The most important thing to watch out for when evaluating the relationship between chewing and obesity (such as in systematic reviews related to E06) is the “possibility of reverse causality.”

  • Misinterpretation: When surveying obese people, they were all fast eaters and had a low chewing count. Therefore, “a low chewing count is the cause of obesity.”
  • Real Bias: Could it be that insulin resistance or leptin resistance (a state where appetite-suppressing hormones do not work) associated with obesity existed first, and that “uncontrollable appetite” resulted in fast eating (a decrease in chewing count)?

[Checkpoint] Is the research a questionnaire survey (cross-sectional study) at a single point in time? Or is it a cohort study (longitudinal study) or intervention experiment (RCT) that tracked people over several years and proved that “those who did not chew at the beginning gained weight later”?

2. Elimination of Confounding Factors (Social Background)

Data claiming that “elderly people who chew firmly and eat their meals are less likely to develop dementia (or live longer)” often hides a strong “confounding factor (a third factor affecting the result).”

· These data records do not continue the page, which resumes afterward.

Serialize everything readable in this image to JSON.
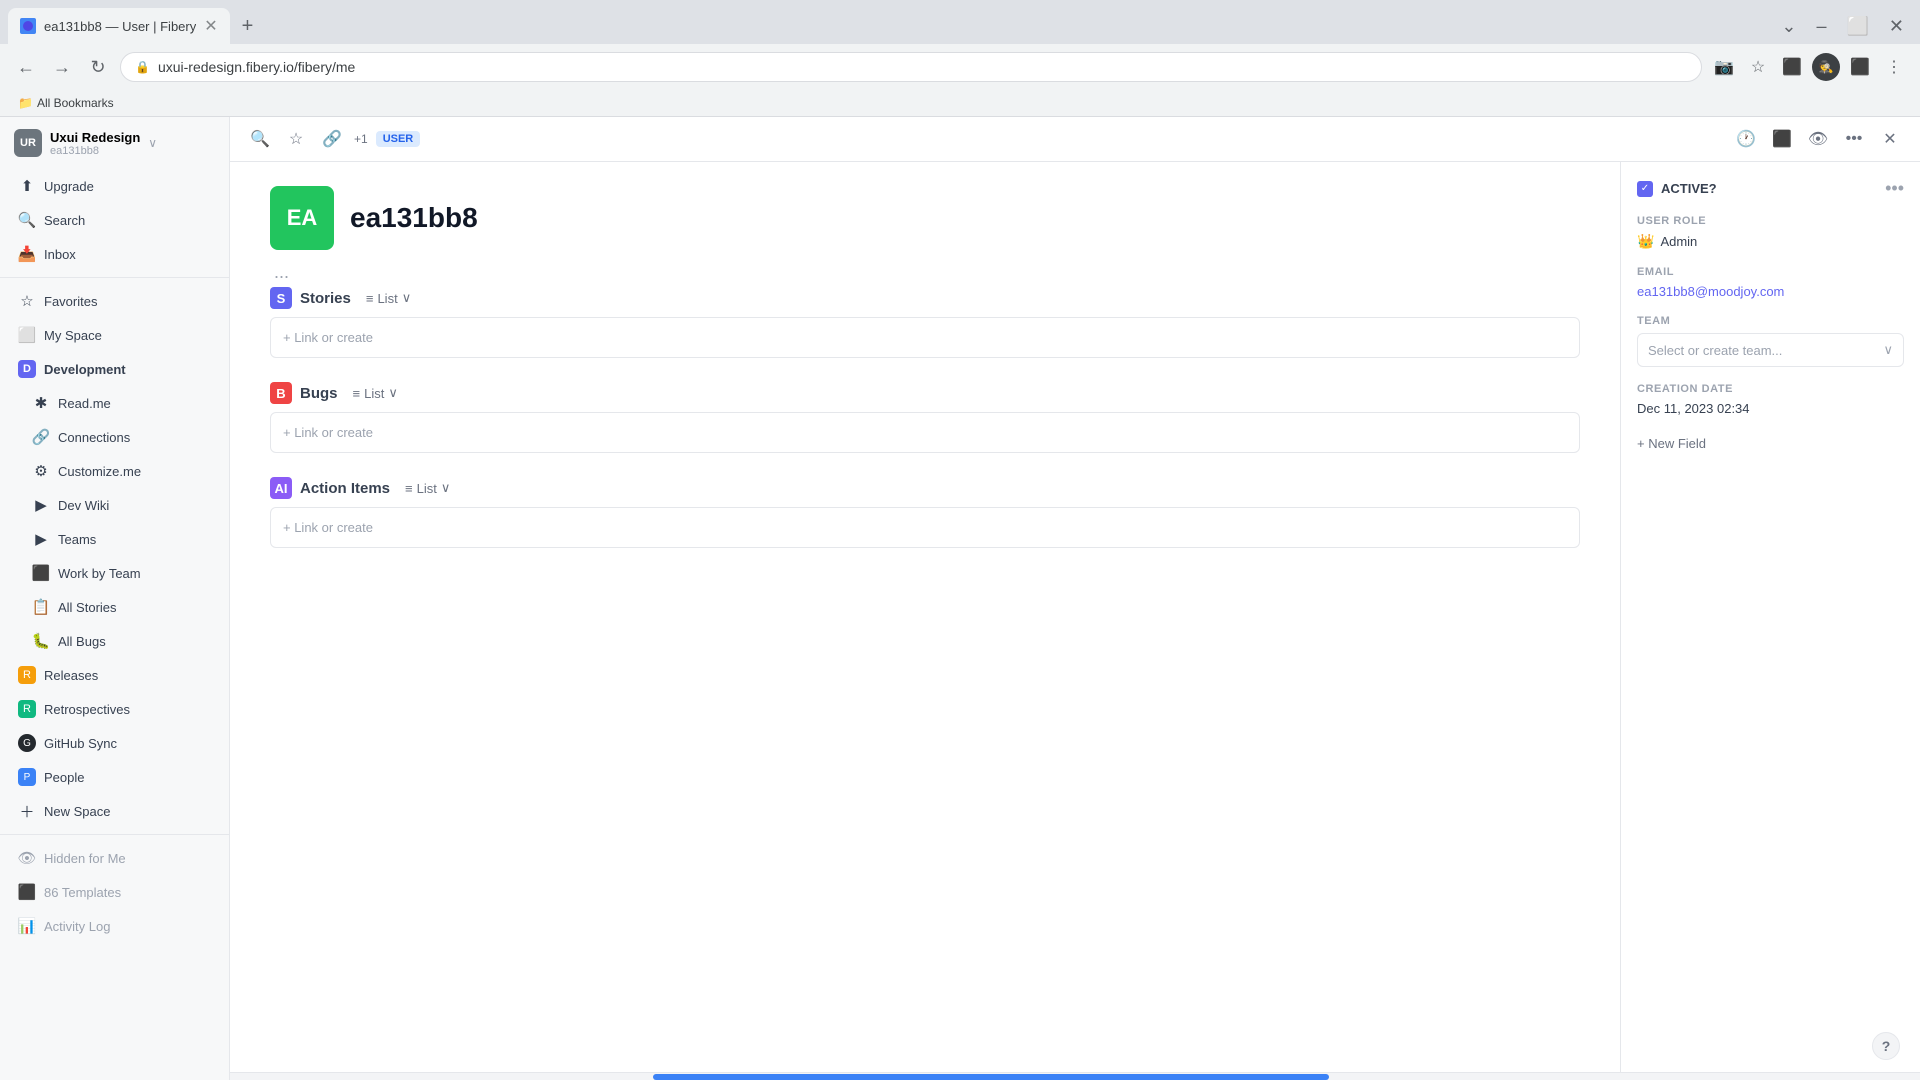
{
  "browser": {
    "tab_title": "ea131bb8 — User | Fibery",
    "url": "uxui-redesign.fibery.io/fibery/me",
    "incognito_label": "Incognito",
    "bookmarks_bar_item": "All Bookmarks"
  },
  "workspace": {
    "name": "Uxui Redesign",
    "subtitle": "ea131bb8",
    "avatar_initials": "UR"
  },
  "sidebar": {
    "nav_items": [
      {
        "label": "Upgrade",
        "icon": "⬆"
      },
      {
        "label": "Search",
        "icon": "🔍"
      },
      {
        "label": "Inbox",
        "icon": "📥"
      }
    ],
    "favorites_label": "Favorites",
    "my_space_label": "My Space",
    "development_label": "Development",
    "dev_items": [
      {
        "label": "Read.me",
        "icon": "📄"
      },
      {
        "label": "Connections",
        "icon": "🔗"
      },
      {
        "label": "Customize.me",
        "icon": "⚙"
      },
      {
        "label": "Dev Wiki",
        "icon": "📝"
      },
      {
        "label": "Teams",
        "icon": "👥"
      },
      {
        "label": "Work by Team",
        "icon": "⬛"
      },
      {
        "label": "All Stories",
        "icon": "📋"
      },
      {
        "label": "All Bugs",
        "icon": "🐛"
      }
    ],
    "releases_label": "Releases",
    "retrospectives_label": "Retrospectives",
    "github_sync_label": "GitHub Sync",
    "people_label": "People",
    "new_space_label": "New Space",
    "hidden_label": "Hidden for Me",
    "templates_label": "Templates",
    "templates_count": "86 Templates",
    "activity_log_label": "Activity Log"
  },
  "toolbar": {
    "tag_label": "USER",
    "link_count": "+1"
  },
  "document": {
    "user_initials": "EA",
    "user_name": "ea131bb8",
    "more_label": "...",
    "sections": [
      {
        "id": "stories",
        "icon_label": "S",
        "icon_color": "stories",
        "title": "Stories",
        "view": "List",
        "link_or_create": "+ Link or create"
      },
      {
        "id": "bugs",
        "icon_label": "B",
        "icon_color": "bugs",
        "title": "Bugs",
        "view": "List",
        "link_or_create": "+ Link or create"
      },
      {
        "id": "action",
        "icon_label": "AI",
        "icon_color": "action",
        "title": "Action Items",
        "view": "List",
        "link_or_create": "+ Link or create"
      }
    ]
  },
  "right_panel": {
    "active_label": "ACTIVE?",
    "active_checked": true,
    "user_role_label": "USER ROLE",
    "user_role_value": "Admin",
    "email_label": "EMAIL",
    "email_value": "ea131bb8@moodjoy.com",
    "team_label": "TEAM",
    "team_placeholder": "Select or create team...",
    "creation_date_label": "CREATION DATE",
    "creation_date_value": "Dec 11, 2023 02:34",
    "new_field_label": "+ New Field"
  },
  "help_btn": "?"
}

  • Magic by Confounding: “Elderly people who keep many of their own teeth and can chew hard foods firmly” are likely to be people who have been enthusiastic about oral care since their youth, have the financial means to visit the dentist regularly (= can invest in health), and have high health awareness.
  • Therefore, the “reason cognitive function is preserved” might not just be the “direct brain-stimulating effect of chewing,” but the “comprehensively privileged lifestyle” itself could be the true cause.

[Checkpoint] Is the research data calculated by properly adjusting (eliminating) confounding factors statistically, such as the subjects’ “income,” “education level,” “smoking history,” and “other dietary habits”?

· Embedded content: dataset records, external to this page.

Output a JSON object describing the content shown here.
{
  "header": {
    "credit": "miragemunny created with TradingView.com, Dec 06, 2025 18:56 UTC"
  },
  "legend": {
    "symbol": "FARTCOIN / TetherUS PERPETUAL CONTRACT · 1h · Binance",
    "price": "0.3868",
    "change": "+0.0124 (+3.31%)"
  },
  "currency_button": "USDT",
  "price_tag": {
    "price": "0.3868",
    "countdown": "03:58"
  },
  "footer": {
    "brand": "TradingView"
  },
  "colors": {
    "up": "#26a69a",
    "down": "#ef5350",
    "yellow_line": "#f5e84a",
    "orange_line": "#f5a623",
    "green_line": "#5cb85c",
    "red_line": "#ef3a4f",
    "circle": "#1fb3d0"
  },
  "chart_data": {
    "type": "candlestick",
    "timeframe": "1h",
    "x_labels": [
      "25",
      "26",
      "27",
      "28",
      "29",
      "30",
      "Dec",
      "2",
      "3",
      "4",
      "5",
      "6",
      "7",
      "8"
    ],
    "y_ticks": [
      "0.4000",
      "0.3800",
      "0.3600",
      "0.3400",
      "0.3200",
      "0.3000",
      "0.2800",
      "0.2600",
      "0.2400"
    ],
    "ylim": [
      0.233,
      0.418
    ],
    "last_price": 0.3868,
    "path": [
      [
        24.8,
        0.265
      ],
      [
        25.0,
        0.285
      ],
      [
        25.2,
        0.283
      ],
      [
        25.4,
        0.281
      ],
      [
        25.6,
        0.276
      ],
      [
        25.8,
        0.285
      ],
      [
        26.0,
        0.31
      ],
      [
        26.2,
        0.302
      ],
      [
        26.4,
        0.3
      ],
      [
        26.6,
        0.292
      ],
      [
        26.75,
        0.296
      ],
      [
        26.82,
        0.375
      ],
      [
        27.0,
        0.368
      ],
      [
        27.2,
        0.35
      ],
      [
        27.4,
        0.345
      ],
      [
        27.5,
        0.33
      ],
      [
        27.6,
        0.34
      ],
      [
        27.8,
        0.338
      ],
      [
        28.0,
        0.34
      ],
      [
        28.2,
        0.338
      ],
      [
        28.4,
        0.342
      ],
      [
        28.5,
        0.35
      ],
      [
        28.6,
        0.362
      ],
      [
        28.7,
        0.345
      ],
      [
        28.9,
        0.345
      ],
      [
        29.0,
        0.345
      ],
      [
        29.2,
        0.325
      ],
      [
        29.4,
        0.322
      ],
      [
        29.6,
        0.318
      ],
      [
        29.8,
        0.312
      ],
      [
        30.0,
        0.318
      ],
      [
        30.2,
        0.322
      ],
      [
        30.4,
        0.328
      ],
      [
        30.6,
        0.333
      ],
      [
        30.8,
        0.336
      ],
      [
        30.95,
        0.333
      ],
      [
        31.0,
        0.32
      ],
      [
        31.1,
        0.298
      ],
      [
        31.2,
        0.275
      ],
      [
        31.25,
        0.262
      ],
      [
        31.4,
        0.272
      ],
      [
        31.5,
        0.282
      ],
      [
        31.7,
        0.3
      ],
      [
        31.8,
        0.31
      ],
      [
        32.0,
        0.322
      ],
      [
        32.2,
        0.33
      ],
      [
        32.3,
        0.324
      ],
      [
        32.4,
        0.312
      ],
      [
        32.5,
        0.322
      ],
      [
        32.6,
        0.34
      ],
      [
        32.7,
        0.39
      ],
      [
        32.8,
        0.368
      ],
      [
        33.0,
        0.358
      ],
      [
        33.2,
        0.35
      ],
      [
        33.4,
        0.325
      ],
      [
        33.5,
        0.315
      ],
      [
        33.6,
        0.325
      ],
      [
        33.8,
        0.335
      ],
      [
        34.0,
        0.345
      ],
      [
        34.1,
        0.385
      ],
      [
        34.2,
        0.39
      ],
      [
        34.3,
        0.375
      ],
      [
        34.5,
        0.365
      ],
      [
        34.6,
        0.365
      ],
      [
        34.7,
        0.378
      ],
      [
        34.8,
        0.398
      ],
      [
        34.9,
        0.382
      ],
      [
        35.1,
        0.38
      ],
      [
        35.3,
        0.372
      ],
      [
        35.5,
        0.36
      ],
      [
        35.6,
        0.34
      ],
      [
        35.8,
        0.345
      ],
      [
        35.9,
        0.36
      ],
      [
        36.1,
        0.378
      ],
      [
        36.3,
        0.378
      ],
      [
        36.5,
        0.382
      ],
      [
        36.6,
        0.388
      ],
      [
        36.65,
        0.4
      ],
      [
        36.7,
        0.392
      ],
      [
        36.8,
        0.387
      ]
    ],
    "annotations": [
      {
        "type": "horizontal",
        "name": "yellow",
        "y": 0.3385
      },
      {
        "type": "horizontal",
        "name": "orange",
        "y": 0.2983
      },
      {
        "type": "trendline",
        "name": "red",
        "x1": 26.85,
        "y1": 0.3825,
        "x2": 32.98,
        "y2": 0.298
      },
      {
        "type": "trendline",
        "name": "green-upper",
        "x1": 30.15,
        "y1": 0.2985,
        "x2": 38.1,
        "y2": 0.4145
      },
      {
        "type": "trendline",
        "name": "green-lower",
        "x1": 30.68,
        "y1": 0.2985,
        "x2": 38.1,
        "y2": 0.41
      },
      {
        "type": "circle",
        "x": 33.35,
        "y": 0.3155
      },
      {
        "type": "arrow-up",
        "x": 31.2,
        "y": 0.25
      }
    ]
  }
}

3. Accuracy of the Chewing “Measurement Method (Measurement Bias)”

The act of “chewing” is one of the most extremely difficult subjects to measure accurately in a laboratory setting (related to the difficulty of measuring chewing and digestion in E05).

  • Limitations of Self-Reporting: Many questionnaire studies rely on “subjective self-reporting,” asking, “Do you normally chew your food well? (Chew well / Normal / Do not chew).” Because humans tend to underestimate their bad habits, this does not reflect an accurate chewing count or chewing force (occlusal force).
  • The Gap Between the Lab and Daily Life: In artificial experiments where wearable electromyography sensors for research are attached and people “chew specified foods in front of a camera,” they unconsciously chew more than usual (Hawthorne effect).

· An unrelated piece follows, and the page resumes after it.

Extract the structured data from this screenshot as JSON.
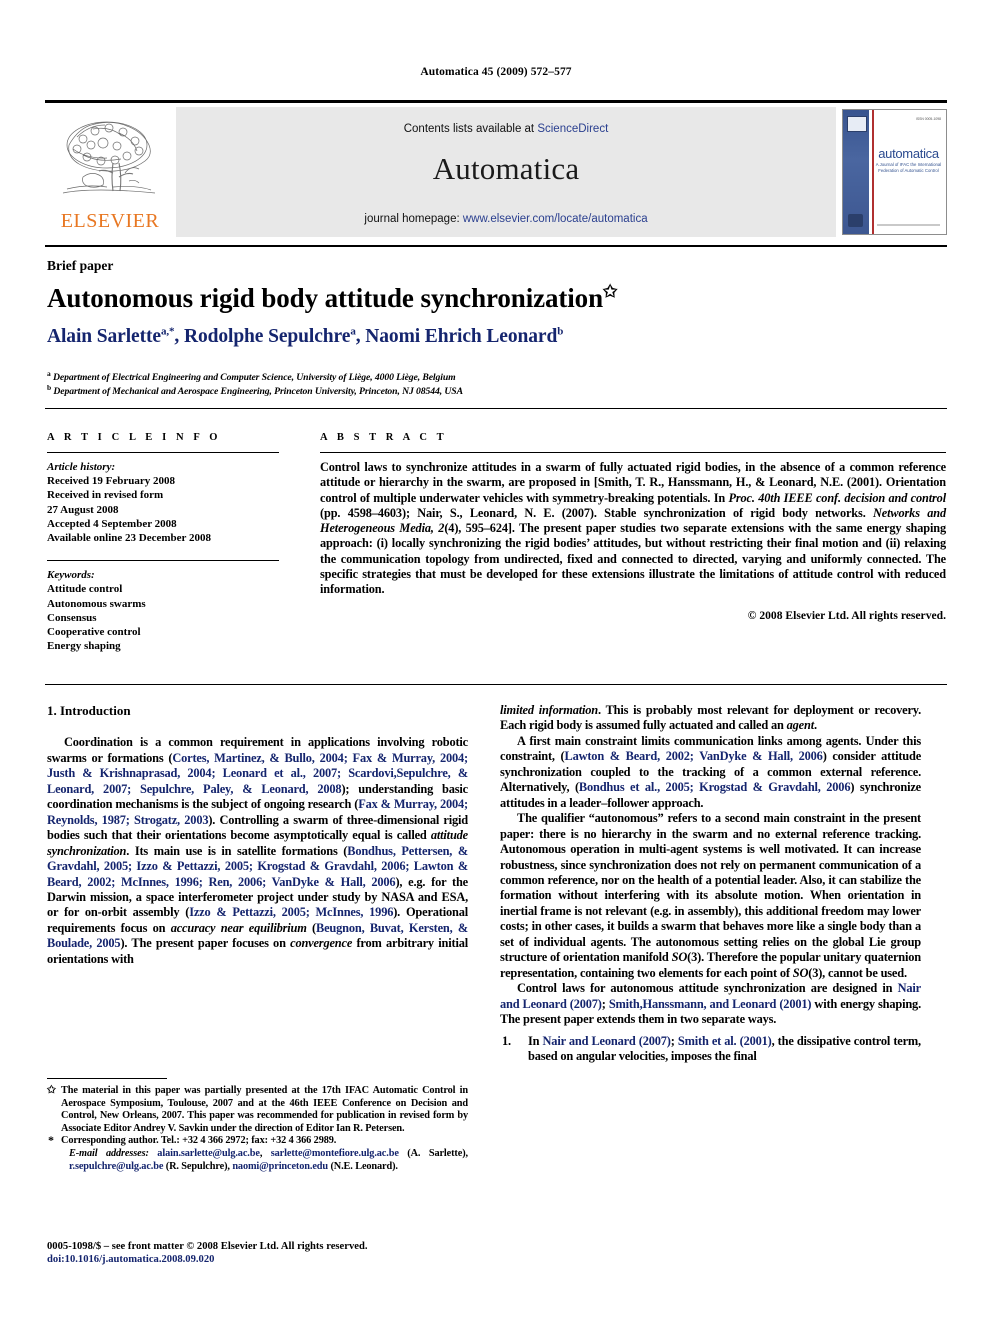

[Checkpoint] Is “chewing power” or “chewing count” a subjective score based on a questionnaire? Or is it measured using objective numerical indicators (objective indices) such as the degree of crushing of a “color tester (gum or gummy that changes color)” or using sensors?

To decipher scientific articles and judge “will this really work for me?”, passing them through this bias checklist is indispensable. While “chewing” is an extremely low-cost and powerful health intervention, the wise attitude is not to carelessly overtrust its effects, but to practice Evidence-Based Medicine (EBM) based on high-quality evidence.